La casa dei Gunner di Rebecca Kauffman

 Il primo libro che ho abbrancato quando hanno riaperto gli scaffali delle biblioteche è stato La casa dei Gunner di Rebecca Kauffman – edito da Sur nella traduzione di Alice Casarini. L’avevo adocchiato da quando era uscito, come tutti i volumi della collana Bigsur – una collana che trovo presenti una coerenza profonda, perché finisco per ritrovarci prospettive convergenti, intime e peculiari. La trama è presto detta. Una donna poco sopra i trent’anni si suicida, il gruppo di amici di cui aveva fatto parte durante l’infanzia e per buona parte dell’adolescenza – prima di discostarsene senza una parola né una spiegazione – si riunisce per piangerla e parlare di lei. I Gunners, come si chiamavano tra loro, non si vedono dalla fine delle scuole, sono tutti cambiati, si portano appresso una vita. Fino a quel momento si sono sentiti saltuariamente su una mailing list privata creata appositamente. È una di quelle rimpatriate a cui, credo, tutti pensiamo di tanto in tanto. Che fine ha fatto quella ragazza che ti ha tenuto in vita quando eri in prima superiore? L’amica per cui ti saresti fatta sparare in seconda, che ha lasciato la scuola e non hai più visto? Il gruppo che ti ha fatto da famiglia prima dell’università, quell’amico che ti ha messo in mano la sua vita? Sì, va bene, abbiamo facebook, ma non è la stessa cosa. Lo sappiamo che non è la stessa cosa.

 


Il protagonista è Michael, un uomo schivo e silenzioso, senza amici, l’unico che è rimasto a vivere nella cittadina in cui era cresciuto con gli altri, a parte Sally, la donna che si è uccisa. Ha un gatto che adora, cucina in modo metodico. Non ha mai conosciuto sua madre, col padre ha un rapporto dissestato, perché non sono mai riusciti a capirsi. Da poco ha scoperto che sta diventando cieco, ma non l’ha detto a nessuno.

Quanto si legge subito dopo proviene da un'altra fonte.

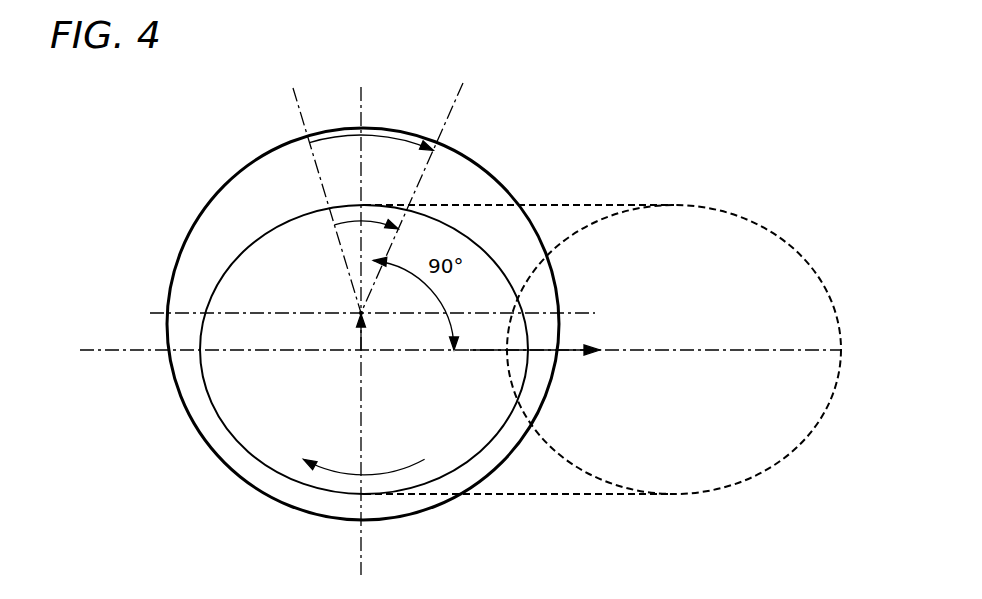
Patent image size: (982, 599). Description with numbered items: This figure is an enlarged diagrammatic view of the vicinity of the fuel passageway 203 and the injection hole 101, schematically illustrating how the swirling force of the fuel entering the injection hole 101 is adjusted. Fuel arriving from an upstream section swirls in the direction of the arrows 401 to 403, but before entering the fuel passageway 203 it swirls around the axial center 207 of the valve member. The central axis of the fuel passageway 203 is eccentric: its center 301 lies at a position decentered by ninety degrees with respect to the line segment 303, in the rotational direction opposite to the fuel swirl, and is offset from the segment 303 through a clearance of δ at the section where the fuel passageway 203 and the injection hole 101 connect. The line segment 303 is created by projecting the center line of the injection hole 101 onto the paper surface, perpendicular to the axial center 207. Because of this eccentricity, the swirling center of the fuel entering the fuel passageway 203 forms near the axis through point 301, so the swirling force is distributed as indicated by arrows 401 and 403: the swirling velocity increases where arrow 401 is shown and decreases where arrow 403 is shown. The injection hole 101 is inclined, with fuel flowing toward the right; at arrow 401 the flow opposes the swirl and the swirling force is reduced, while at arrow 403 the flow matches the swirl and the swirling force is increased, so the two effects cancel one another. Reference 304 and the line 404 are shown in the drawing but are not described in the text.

L’idea di rivedere i vecchi amici lo mette a disagio, si sente in difetto per non essersene mai andato come hanno fatto loro. Non sa cosa aspettarsi. Dopo il funerale si sposteranno nella casa di uno di loro, e il giorno dopo se ne torneranno a casa.

Quello che ho adorato in questo romanzo è quell’aspetto cui mi riferivo quando accennavo alla coerenza della collana Bigsur. Ho trovato molto adatto, in un certo senso, che fosse scritto in terza persona e non in prima. Osserviamo prima di tutto Michael, lo conosciamo osservando i suoi gesti, scoprendo ciò a cui tiene, interpretando le sue interpretazioni. Michael è riflessivo, acuto, e in qualche modo vigliacco, inconsapevolmente disonesto. Non perché sia una brutta persona, tutt’altro: è uno di quegli esseri umani che non fanno niente di speciale, eppure migliorano il mondo – almeno, questa è una mia interpretazione personale, immagino che ad altri persone come Michael possano perfino dare fastidio. Ma come tutti, ha sviluppato una sua visione del mondo e degli altri, e tende a sovrapporla alle altre persone. Il modo in cui questo elemento viene gestito è stranamente confortante: Michael uno di noi. Disgraziato come tutti. Il romanzo parte con un suicidio e con l’annuncio dell’avanzare della cecità del protagonista, eppure riscalda così bene.

 


I dialoghi sono qualcosa di speciale. Da tatuarseli addosso. I personaggi vengono fuori nel pieno delle loro personalità, del loro vissuto. È meraviglioso il modo in cui viene elaborata la loro crescita, risultano vividi che dire “realistico” è troppo asettico. Un altro aspetto che ho adorato è il modo in cui la voce narrante si fa gli affaracci suoi: ti dice quello che sta succedendo, dipinge perfettamente le azioni e le reazioni dei personaggi alle parole reciproche, ma non dà indicazioni su chi abbia ragione, o per meglio dire, di chi sia lì in mezzo la bussola morale, chi tra tutti abbia una visione più chiara. Tutti. Nessuno. Ha importanza?

Ultima nota: il personaggio di Alice mi ha messo addosso l’imbarazzo di chi si ritrova sgamato nei suoi peggiori difetti. È stato uno strano specchio, neanche troppo enfatizzato. E insieme ho avuto la sensazione di aver trovato l’alter ego dell’autrice nel romanzo. Un po’ come se ci fossimo urlate BECCATA! tra le righe a vicenda.

Ma qui sono io che sovrappongo arbitrariamente la mia prospettiva all’opera, e come immagino dica Rebecca, di queste sovrapposizioni non c’è da fidarsi.